关于本文中所使用的“包含”、“包括”、“具有”、“含有”等等,均为开放性的用语,即意指包含但不限于。
实施例1
1材料与方法
1.1材料
1.1.1出发菌株
Halomonas elongata ATCC 33173,延长盐单胞菌,属于革兰氏阴性细菌,由中科院微生物所馈赠。
1.1.2培养基与培养条件
活化培养基(g/L):蛋白胨10、酵母浸膏5、氯化钠60、琼脂16,pH 7.0±0.1。培养温度为37℃,培养12h。
种子培养基(g/L):蛋白胨10、酵母浸膏5、氯化钠80,pH 7.0±0.1,培养温度为37℃,220rpm条件下培养20h。

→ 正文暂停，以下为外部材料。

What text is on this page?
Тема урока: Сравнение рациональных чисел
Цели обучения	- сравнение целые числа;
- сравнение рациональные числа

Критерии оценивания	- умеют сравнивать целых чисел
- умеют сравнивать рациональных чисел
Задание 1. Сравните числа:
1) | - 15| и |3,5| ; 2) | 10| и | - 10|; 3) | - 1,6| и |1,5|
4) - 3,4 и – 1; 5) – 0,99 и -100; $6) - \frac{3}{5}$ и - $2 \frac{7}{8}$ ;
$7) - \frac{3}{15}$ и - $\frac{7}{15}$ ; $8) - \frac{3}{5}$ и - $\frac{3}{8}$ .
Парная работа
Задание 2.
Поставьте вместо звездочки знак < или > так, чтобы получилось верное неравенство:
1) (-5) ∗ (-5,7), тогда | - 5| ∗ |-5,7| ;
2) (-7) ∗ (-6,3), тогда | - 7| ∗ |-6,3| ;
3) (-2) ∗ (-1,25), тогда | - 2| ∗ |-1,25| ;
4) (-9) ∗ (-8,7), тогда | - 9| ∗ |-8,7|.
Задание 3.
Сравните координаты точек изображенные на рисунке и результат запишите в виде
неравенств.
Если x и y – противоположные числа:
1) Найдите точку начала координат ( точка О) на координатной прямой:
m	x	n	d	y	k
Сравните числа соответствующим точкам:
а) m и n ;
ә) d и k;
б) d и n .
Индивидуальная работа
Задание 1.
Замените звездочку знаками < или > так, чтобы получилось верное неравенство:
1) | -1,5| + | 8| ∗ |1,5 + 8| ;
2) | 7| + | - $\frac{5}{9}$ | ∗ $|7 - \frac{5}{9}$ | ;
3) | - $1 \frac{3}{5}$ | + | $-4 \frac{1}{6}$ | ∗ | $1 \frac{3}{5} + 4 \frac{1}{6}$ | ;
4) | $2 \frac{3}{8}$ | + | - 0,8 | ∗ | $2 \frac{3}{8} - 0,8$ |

发酵培养基:氨基葡萄糖母液100-500mL(参照专利文献“CN115558004A一种从母液中高效提取氨基葡萄糖的工艺”,将发酵液经过酸解后用DNS法测得母液氨基葡萄糖的浓度,该母液中含有80g/L的氨基葡萄糖,其余为水,以及发酵液中的蛋白质等杂质),用水补足至1000mL,相当于用水稀释母液(母液与水分别按照体积比(v:v)1:1,1:2,1:4,1:7,1:9稀释),之后加入氯化钠60-150g/L、微量元素(无水硫酸铜0.60g/L,碘化钾0.088g/L,氯化锰0.12g/L,钼酸钠0.20g/L,硼酸0.02g/L,氯化钴0.50g/L,氯化锌0.10g/L,硫酸亚铁6.50g/L,生物素0.25g/L,硫酸5.00g/L)、0.6g/L碳酸钙、消泡剂(格雷特消泡剂,化学成分:聚醚多元醇(组分信息:环氧乙烷、环氧丙烷))0.5g/L,最后用固体氢氧化钠调pH为5-9。
1.2方法
1.2.1培养方法
1.2.1.1种子平板培养
取保种甘油管接入60g/LNaCl浓度的LB培养基中,220rpm,37℃条件下活化24小时,然后取活化后的发酵液稀释至10-7涂布在预先倒置30mL活化培养基的平板上,37℃下培养24h,然后挑出生长良好的单菌落在平板上涂布均匀,37℃下培养24h。
1.2.1.2种子培养
用10mL无菌的60g/LNaCl水溶液将培养好的种子平板上的细菌冲洗至预先灭菌的含玻璃珠50mL离心管内,在旋涡振荡器上震荡30s获得菌悬液,然后将10ml菌悬液接种至含有90mL种子培养基的500mL烧瓶,37℃、220rpm下培养20h。
1.2.1.3发酵培养
摇瓶在121℃条件下灭菌30分钟,接入45mL 1.1.2中的发酵培养基,接入5mL菌悬液。置于37℃,220rpm摇床上培养34h。
1.2.1.45L搅拌发酵罐培养
采用具有3L工作体积的5L发酵罐(上海国强生化工程装备有限公司),按照发酵培养基配方配置3L的培养基组分,其中,发酵培养基无需灭菌。接种1.2.1.2培养好的种子液300mL,初始通气量为3L/min,初始转速600rpm/min,发酵过程中温度控制为37℃,罐压控制为0.05MPa,生长后期pH控制在8.0,后期设置溶氧转速联动对溶氧进行控制在30%以上,发酵培养29-60h。
1.2.2检测方法
1.2.2.1发酵液OD600测定
将取出的培养菌液用等渗溶液(盐浓度与培养基相同)稀释一定倍数,用酶标仪测量OD600值,并保证测量值小于0.8,OD600=酶标仪测量值×稀释倍数。
1.2.2.2依克多因的测定
取一定发酵液至装有玻璃研磨珠的EP管内,放入冷冻研磨仪内,75HZ条件研磨30min,然后4℃下12000rpm离心10min分离细胞碎片,取上清稀释一定倍数后过0.22μm滤膜移至液相小瓶中通过岛津液相色谱仪检测,色谱柱为wondaSil C185μm 4.6X250mm,以水:乙腈(98:2)溶液为流动相,流速为0.5mL/min,柱温设为30℃,检测器为SPD-20AV,检测波长210nm。
1.2.2.3氨糖的测定
氨糖的测定使用DNS(二硝基水杨酸)测定。取一定发酵液装入2毫升EP管,在12000rpm离心5min,取上清液稀释一定倍数,使氨糖浓度为0.1-1.0g/L,0.22微米滤膜过滤备用。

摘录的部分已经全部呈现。